In California, the Democrats have found a subtler way to skew voting. A voter initiative in 2010 took redistricting from the highly partisan state legislature and put it in the hands of a "citizen commission," presumably neutral. A much heralded vetting process culled some 35,000 applicants down to a commission of 14, five each registered Democrats and Republicans and four "independents." Because population in the more conservative inland had increased considerably since 2000, it was thought the Republicans might pick up some seats. The opposite occurred. On paper at least, it looks as if the party will lose seats in both the legislature and the Congressional delegation.
When the maps were published, the Republican Party began a signature-gathering effort for an initiative that would stop the state senate redistricting until it could be voted on by the public. The final certification is not yet in, but it looks as if it will qualify for the November ballot. If so and it passes, the Supreme Court will take the redistricting for that body out of the hands of the commission and develop its own.
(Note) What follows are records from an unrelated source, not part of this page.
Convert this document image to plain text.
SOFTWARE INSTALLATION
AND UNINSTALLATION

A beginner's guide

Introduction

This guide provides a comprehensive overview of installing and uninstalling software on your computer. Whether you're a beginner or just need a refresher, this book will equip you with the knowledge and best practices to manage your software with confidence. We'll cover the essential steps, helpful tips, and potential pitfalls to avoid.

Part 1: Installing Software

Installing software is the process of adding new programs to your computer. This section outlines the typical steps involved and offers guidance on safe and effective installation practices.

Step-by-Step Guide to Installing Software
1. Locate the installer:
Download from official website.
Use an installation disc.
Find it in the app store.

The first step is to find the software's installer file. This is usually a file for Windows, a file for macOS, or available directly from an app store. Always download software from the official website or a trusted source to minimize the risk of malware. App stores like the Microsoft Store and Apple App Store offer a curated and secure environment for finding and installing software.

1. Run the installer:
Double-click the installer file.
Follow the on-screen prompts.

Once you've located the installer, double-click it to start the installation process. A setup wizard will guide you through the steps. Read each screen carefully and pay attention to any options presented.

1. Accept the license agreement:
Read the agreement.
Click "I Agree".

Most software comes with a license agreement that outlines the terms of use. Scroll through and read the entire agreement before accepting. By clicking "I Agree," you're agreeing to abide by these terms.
Meanwhile, ProPublica, a non-profit investigative journalism group headed by former Wall Street Journal editor Paul Steiger, blew up the issue in a new report headed "How Democrats Fooled California's Redistricting Commission." It caught the left by surprise. No wonder. ProPublica is not some Republican PR device. It was created in 2008 by long-time active Democrats, Herb and Marian Sandler, whose foundation got it started. George Soros's foundation is also a major contributor. Steiger recounted his interview for the job with the Sandlers by asking them if they would be uncomfortable if his reporters uncovered information that would be embarrassing to one of their own causes. They said it would be "no problem." What they wanted was professional, disinterested reporting. And that is what his team has given them.
ProPublica says in spring 2011 several California Democrats met privately in Washington to map out a plan to influence the redistricting commission. They were sworn to secrecy.
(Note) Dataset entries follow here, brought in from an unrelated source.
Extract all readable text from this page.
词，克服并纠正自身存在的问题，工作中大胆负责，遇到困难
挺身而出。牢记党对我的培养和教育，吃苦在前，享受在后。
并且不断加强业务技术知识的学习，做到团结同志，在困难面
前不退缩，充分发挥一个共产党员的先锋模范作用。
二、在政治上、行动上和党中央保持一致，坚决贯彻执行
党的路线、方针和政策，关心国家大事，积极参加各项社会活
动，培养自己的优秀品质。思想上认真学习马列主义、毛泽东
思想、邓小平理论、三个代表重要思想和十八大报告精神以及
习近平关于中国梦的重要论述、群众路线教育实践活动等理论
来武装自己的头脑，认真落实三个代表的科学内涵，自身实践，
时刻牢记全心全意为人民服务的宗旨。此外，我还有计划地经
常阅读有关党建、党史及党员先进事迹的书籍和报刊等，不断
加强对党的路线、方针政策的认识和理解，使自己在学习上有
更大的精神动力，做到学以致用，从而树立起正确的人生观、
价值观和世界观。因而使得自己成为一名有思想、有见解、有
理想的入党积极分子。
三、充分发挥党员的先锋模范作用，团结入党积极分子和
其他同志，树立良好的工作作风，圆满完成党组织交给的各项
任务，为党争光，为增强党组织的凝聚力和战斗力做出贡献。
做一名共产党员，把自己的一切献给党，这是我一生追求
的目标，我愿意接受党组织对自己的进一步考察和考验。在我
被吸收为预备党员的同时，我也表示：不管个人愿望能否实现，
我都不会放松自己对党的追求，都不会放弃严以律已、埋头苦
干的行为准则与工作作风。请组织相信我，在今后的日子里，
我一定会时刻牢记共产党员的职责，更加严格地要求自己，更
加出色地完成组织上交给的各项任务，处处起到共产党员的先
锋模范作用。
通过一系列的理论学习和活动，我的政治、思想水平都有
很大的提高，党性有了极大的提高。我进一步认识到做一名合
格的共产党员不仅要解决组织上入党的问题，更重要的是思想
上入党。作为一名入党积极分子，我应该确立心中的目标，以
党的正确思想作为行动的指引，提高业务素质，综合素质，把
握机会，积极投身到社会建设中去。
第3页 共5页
The Commission announced it would hold a number of community forums to get genuine input. The Democrat planners worked assiduously to get allies to purport to be ordinary citizens. These were no grassroots. They were more like hothouse-grown specimens. ProPublica reported that, "One woman who purported to represent the Asian community in the San Gabriel Valley was actually a lobbyist who grew up in rural Idaho and lives in Sacramento."
And so it went until the new maps significantly helped Democrats, giving each Northern California representative, as one put it, "A ticket back to Washington."
That's a lot more complicated than getting dead people off pages in the telephone book to vote, but, hey, there's less risk and it can produces more Democrats in office.